Idiopathic intracranial hypertension presenting as CSF rhinorrhea.

A 35-year-old obese woman with body mass index of 33 kg/m2 presented with spontaneous intermittent CSF rhinorrhea of 6 months duration. There was history of episodic pulsatile tinnitus for the last 1 year. There was no history of headache, vomiting, visual symptom, or head injury. Neurologic examination was normal. An ophthalmologic assessment revealed normal fundus, visual acuity, and visual field (by perimetry). Magnetic resonance imaging (MRI) of brain demonstrated a leak in the cribriform plate into the anterior ethmoid cells [Figure 1]. In addition, distension of the perioptic subarachnoid space [Figure 1], elongation and vertical tortuosity of the optic nerve [Figures 2 and 3] and complete empty sella [Figure 4] were also found. MR venogram was normal. Based on these finding, a radiological diagnosis of idiopathic intracranial hypertension (IIH) was made. A lumbar puncture done 1 month later, after the resolution of CSF rhinorrhea, revealed opening pressure of 270 mm H2O and a normal cell count, protein, and glucose, confirming the radiological diagnosis. The patient was treated with acetazolamide and advised surgical closure but the patient denied.

Figure 1

The coronal T2-weighted image reveals a leak in the cribriform plate into the anterior ethmoid cells (white arrow) and distension of the perioptic subarachnoid space (black arrow)

Figure 2

Transverse T2-weighted image shows vertical tortuosity and elongation of the optic nerve (black arrow)

Figure 3

Sagittal T2-weighted image shows vertical tortuosity of optic nerve ( black arrow)

Figure 4

Sagittal T2-weighted image shows complete empty sella (white arrow)

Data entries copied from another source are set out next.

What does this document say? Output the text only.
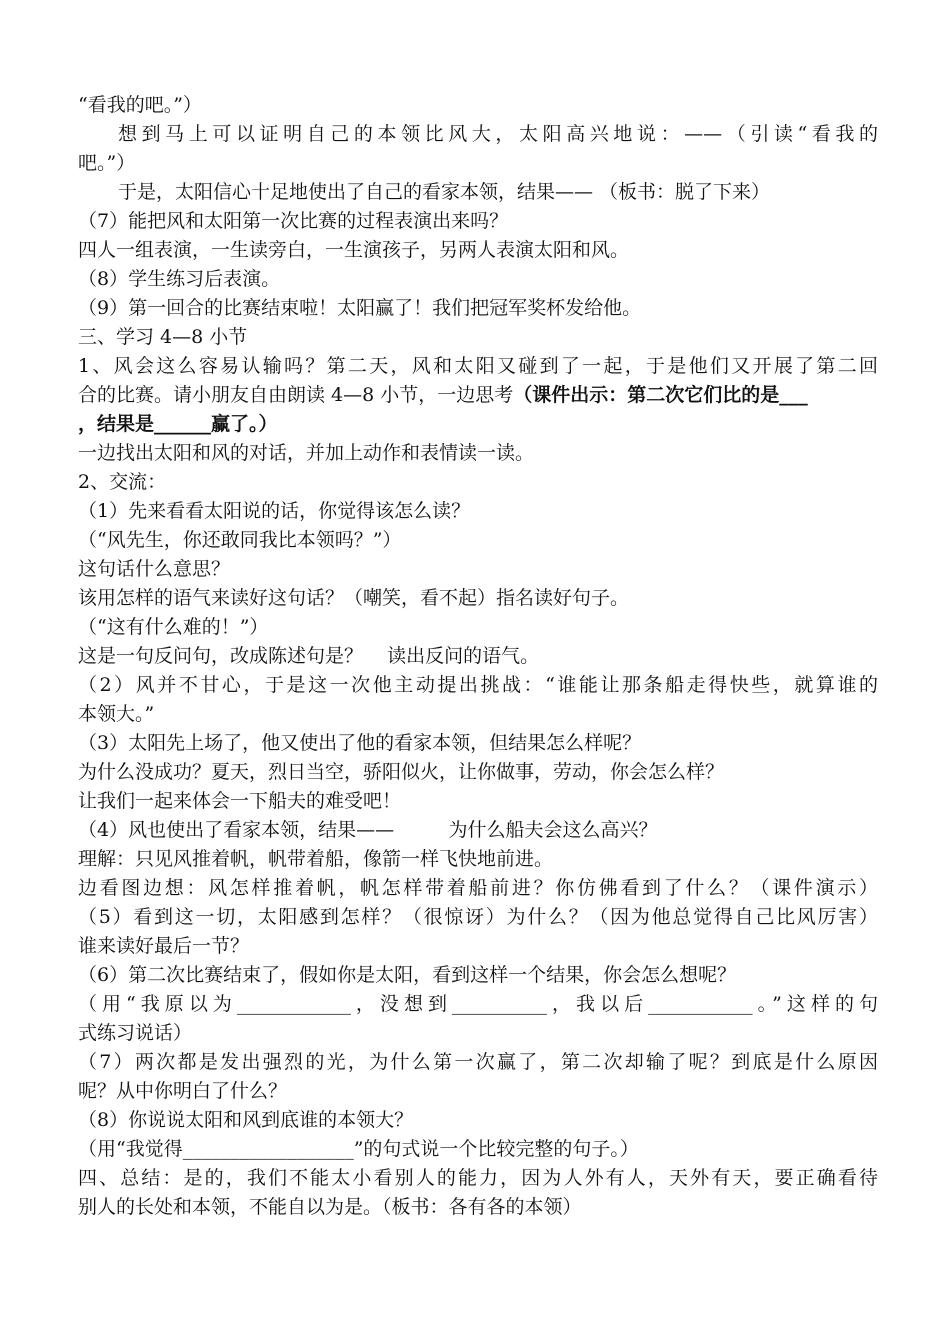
“看我的吧。”）
想到马上可以证明自己的本领比风大，太阳高兴地说：——（引读“看我的
吧。”）
于是，太阳信心十足地使出了自己的看家本领，结果—— （板书：脱了下来）
（7）能把风和太阳第一次比赛的过程表演出来吗？
四人一组表演，一生读旁白，一生演孩子，另两人表演太阳和风。
（8）学生练习后表演。
（9）第一回合的比赛结束啦！太阳赢了！我们把冠军奖杯发给他。
三、学习 4—8 小节
1、风会这么容易认输吗？第二天，风和太阳又碰到了一起，于是他们又开展了第二回
合的比赛。请小朋友自由朗读 4—8 小节，一边思考（课件出示：第二次它们比的是___
，结果是______赢了。）
一边找出太阳和风的对话，并加上动作和表情读一读。
2、交流：
（1）先来看看太阳说的话，你觉得该怎么读？
（“风先生，你还敢同我比本领吗？”）
这句话什么意思？
该用怎样的语气来读好这句话？（嘲笑，看不起）指名读好句子。
（“这有什么难的！”）
这是一句反问句，改成陈述句是？    读出反问的语气。
（2）风并不甘心，于是这一次他主动提出挑战：“谁能让那条船走得快些，就算谁的
本领大。”
（3）太阳先上场了，他又使出了他的看家本领，但结果怎么样呢？
为什么没成功？夏天，烈日当空，骄阳似火，让你做事，劳动，你会怎么样？
让我们一起来体会一下船夫的难受吧！
（4）风也使出了看家本领，结果——         为什么船夫会这么高兴？
理解：只见风推着帆，帆带着船，像箭一样飞快地前进。
边看图边想：风怎样推着帆，帆怎样带着船前进？你仿佛看到了什么？（课件演示）
（5）看到这一切，太阳感到怎样？（很惊讶）为什么？（因为他总觉得自己比风厉害）
谁来读好最后一节？
（6）第二次比赛结束了，假如你是太阳，看到这样一个结果，你会怎么想呢？
（用“我原以为____________，没想到__________，我以后___________。”这样的句
式练习说话）
（7）两次都是发出强烈的光，为什么第一次赢了，第二次却输了呢？到底是什么原因
呢？从中你明白了什么？
（8）你说说太阳和风到底谁的本领大？
（用“我觉得__________________”的句式说一个比较完整的句子。）
四、总结：是的，我们不能太小看别人的能力，因为人外有人，天外有天，要正确看待
别人的长处和本领，不能自以为是。（板书：各有各的本领）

IIH presenting as CSF rhinorrhea is very rare.[1] There is no mention of CSF rhinorrhea as a presenting symptom in the neurology review literature of IIH. It is probably underestimated.[2] In a series of 11 patients with spontaneous CSF leaks, CSF pressure measurements after sealing the defect, confirmed a diagnosis of IIH in 8 patients (72%).[2]

MRI finding in IIH include flattening of the posterior sclera, an empty sella, distension of the perioptic subarachnoid space, enhancement of the prelaminar optic nerve, vertical tortuosity of the orbital optic nerve, and intraocular protrusion of the prelaminar optic nerve.[3] The long-standing effect of pulsatile CSF under high pressure leads to expansion and eventual rupture of the arachnoid sleeve surrounding the olfactory filaments which pass through the pits in the cribriform plate, resulting CSF rhinorrhea.[1] Direct transmission of the elevated CSF pressure results in distension of the perioptic subarachnoid space and ballooning of the optic papilla, causing it to protrude physically into the posterior aspect of the globe.[3] The exaggerated CSF pulsatile flow also leads to downward herniation of an arachnocele through a defect in the diaphragma sella.[4]

In our case, MRI of the optic nerves and pituitary fossa provided important clues to the diagnosis of IIH. Our patient showed distension of the perioptic subarachnoid space, vertical tortuosity of the orbital optic nerve, and complete empty sella on MRI, from which a diagnosis of IIH was strongly suspected and CSF pressure measurement was therefore performed. To the best of our knowledge, there have been no reports of idiopathic intracranial hypertension presenting as CSF rhinorrhea without any other classical symptoms of IIH.

CSF opening pressure is not always measured for those with spontaneous CSF rhinorrhea, when the results of initial neuroimaging are grossly normal. Therefore, attention to the optic nerves and pituitary fossa should be given to the MRI of patients with spontaneous CSF rhinorrhea. In all suspected cases, CSF pressure should be measured and treatments of the IIH are warranted before the surgical repair of CSF leak.